Well, to be fair though I didn’t bring up any obscure extensions.
This may be pointing out the obvious, but the whole point of extensions in the first place is to customize the browser around individual needs, which in many cases will be too obscure for Mozilla themselves to cater to. So long as owners have the right to install home grown and/or 3rd party extensions then it can really help mitigate the “one size fits all” problem.
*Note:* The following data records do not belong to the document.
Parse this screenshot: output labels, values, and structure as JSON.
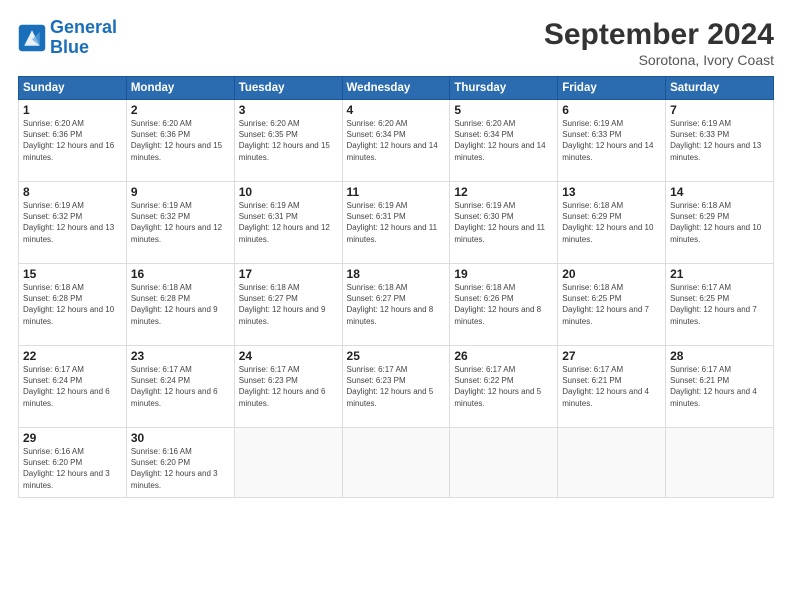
{
  "header": {
    "logo_line1": "General",
    "logo_line2": "Blue",
    "month": "September 2024",
    "location": "Sorotona, Ivory Coast"
  },
  "weekdays": [
    "Sunday",
    "Monday",
    "Tuesday",
    "Wednesday",
    "Thursday",
    "Friday",
    "Saturday"
  ],
  "weeks": [
    [
      {
        "day": "1",
        "sunrise": "6:20 AM",
        "sunset": "6:36 PM",
        "daylight": "12 hours and 16 minutes."
      },
      {
        "day": "2",
        "sunrise": "6:20 AM",
        "sunset": "6:36 PM",
        "daylight": "12 hours and 15 minutes."
      },
      {
        "day": "3",
        "sunrise": "6:20 AM",
        "sunset": "6:35 PM",
        "daylight": "12 hours and 15 minutes."
      },
      {
        "day": "4",
        "sunrise": "6:20 AM",
        "sunset": "6:34 PM",
        "daylight": "12 hours and 14 minutes."
      },
      {
        "day": "5",
        "sunrise": "6:20 AM",
        "sunset": "6:34 PM",
        "daylight": "12 hours and 14 minutes."
      },
      {
        "day": "6",
        "sunrise": "6:19 AM",
        "sunset": "6:33 PM",
        "daylight": "12 hours and 14 minutes."
      },
      {
        "day": "7",
        "sunrise": "6:19 AM",
        "sunset": "6:33 PM",
        "daylight": "12 hours and 13 minutes."
      }
    ],
    [
      {
        "day": "8",
        "sunrise": "6:19 AM",
        "sunset": "6:32 PM",
        "daylight": "12 hours and 13 minutes."
      },
      {
        "day": "9",
        "sunrise": "6:19 AM",
        "sunset": "6:32 PM",
        "daylight": "12 hours and 12 minutes."
      },
      {
        "day": "10",
        "sunrise": "6:19 AM",
        "sunset": "6:31 PM",
        "daylight": "12 hours and 12 minutes."
      },
      {
        "day": "11",
        "sunrise": "6:19 AM",
        "sunset": "6:31 PM",
        "daylight": "12 hours and 11 minutes."
      },
      {
        "day": "12",
        "sunrise": "6:19 AM",
        "sunset": "6:30 PM",
        "daylight": "12 hours and 11 minutes."
      },
      {
        "day": "13",
        "sunrise": "6:18 AM",
        "sunset": "6:29 PM",
        "daylight": "12 hours and 10 minutes."
      },
      {
        "day": "14",
        "sunrise": "6:18 AM",
        "sunset": "6:29 PM",
        "daylight": "12 hours and 10 minutes."
      }
    ],
    [
      {
        "day": "15",
        "sunrise": "6:18 AM",
        "sunset": "6:28 PM",
        "daylight": "12 hours and 10 minutes."
      },
      {
        "day": "16",
        "sunrise": "6:18 AM",
        "sunset": "6:28 PM",
        "daylight": "12 hours and 9 minutes."
      },
      {
        "day": "17",
        "sunrise": "6:18 AM",
        "sunset": "6:27 PM",
        "daylight": "12 hours and 9 minutes."
      },
      {
        "day": "18",
        "sunrise": "6:18 AM",
        "sunset": "6:27 PM",
        "daylight": "12 hours and 8 minutes."
      },
      {
        "day": "19",
        "sunrise": "6:18 AM",
        "sunset": "6:26 PM",
        "daylight": "12 hours and 8 minutes."
      },
      {
        "day": "20",
        "sunrise": "6:18 AM",
        "sunset": "6:25 PM",
        "daylight": "12 hours and 7 minutes."
      },
      {
        "day": "21",
        "sunrise": "6:17 AM",
        "sunset": "6:25 PM",
        "daylight": "12 hours and 7 minutes."
      }
    ],
    [
      {
        "day": "22",
        "sunrise": "6:17 AM",
        "sunset": "6:24 PM",
        "daylight": "12 hours and 6 minutes."
      },
      {
        "day": "23",
        "sunrise": "6:17 AM",
        "sunset": "6:24 PM",
        "daylight": "12 hours and 6 minutes."
      },
      {
        "day": "24",
        "sunrise": "6:17 AM",
        "sunset": "6:23 PM",
        "daylight": "12 hours and 6 minutes."
      },
      {
        "day": "25",
        "sunrise": "6:17 AM",
        "sunset": "6:23 PM",
        "daylight": "12 hours and 5 minutes."
      },
      {
        "day": "26",
        "sunrise": "6:17 AM",
        "sunset": "6:22 PM",
        "daylight": "12 hours and 5 minutes."
      },
      {
        "day": "27",
        "sunrise": "6:17 AM",
        "sunset": "6:21 PM",
        "daylight": "12 hours and 4 minutes."
      },
      {
        "day": "28",
        "sunrise": "6:17 AM",
        "sunset": "6:21 PM",
        "daylight": "12 hours and 4 minutes."
      }
    ],
    [
      {
        "day": "29",
        "sunrise": "6:16 AM",
        "sunset": "6:20 PM",
        "daylight": "12 hours and 3 minutes."
      },
      {
        "day": "30",
        "sunrise": "6:16 AM",
        "sunset": "6:20 PM",
        "daylight": "12 hours and 3 minutes."
      },
      {
        "day": "",
        "sunrise": "",
        "sunset": "",
        "daylight": ""
      },
      {
        "day": "",
        "sunrise": "",
        "sunset": "",
        "daylight": ""
      },
      {
        "day": "",
        "sunrise": "",
        "sunset": "",
        "daylight": ""
      },
      {
        "day": "",
        "sunrise": "",
        "sunset": "",
        "daylight": ""
      },
      {
        "day": "",
        "sunrise": "",
        "sunset": "",
        "daylight": ""
      }
    ]
  ]
}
It seems you are still trying to pursue a straw man argument with me. I have never had a problem with mozilla evolving firefox and/or developing new APIs. I expect new ones to be flexible enough for our needs and not to get in the way of innovation but I don’t oppose new APIs.
Ok, that’s bad.
kurkosdr,
Ok, I didn’t realize we weren’t all on the same page about it.
I don’t remember exactly when it actually got rolled out, but here’s a link when mozilla announced its walled garden intentions (my terminology, not theirs) and justifications in their own words:
https://blog.mozilla.org/addons/2015/02/10/extension-signing-safer-experience/
In particular…
I’m sorry but you are just straight up factually incorrect. Before they killed the extensions they were at 12%, where are they now? Less than 4%. Its just a shame I can’t find that graph someone made showing Firefox from its release as Phoenix to today because on that graph you could tell almost to the day exactly when they killed the extensions and the day they released the “I’m just like Chrome!” UI changes because both caused it to drop like a stone. In fact I don’t think they’ve had 2 months in a row of positive growth in all the years since, its just been a hockeystick going ever downward.
So while you may like the modern Firefox? The numbers tell a different story and to steal a line from my favorite TV show as a kid “Its Dead Jim”
Internet Explorer was my first browser, I even somehow feel sorry that it is no longer supported.
As usual, Thom’s Twitter-sized hot-take completely disregards years and years of history and a complete understanding of how large enterprises work.
It’s not really someone’s fault they have this opinion, it’s just a sign that there is a lack of any real world perspective on this issue.
Can you imagine the hell some of those support staff will go through in the coming weeks and months, maybe that legacy app that no longer works is / was the current chairpersons baby!
For quite a few years I worked for a rather famous media mogul, he had a favourite laptop that went with him everywhere, a Compaq Dos box, that had some proprietary batch files he’d run on spreadsheets that were sent to him as comma delimited. We had to keep that gadget running decades after it had expired, because he used it and trusted it to make him money! I thought it was weird as hell, then I came across this story, https://www.theverge.com/2016/5/3/11576032/mclaren-f1-compaq-laptop-maintenance
Now, how can I criticise the mogul, when a modern high tech company like McLaren was still using the same type of laptop to fine tune supercars!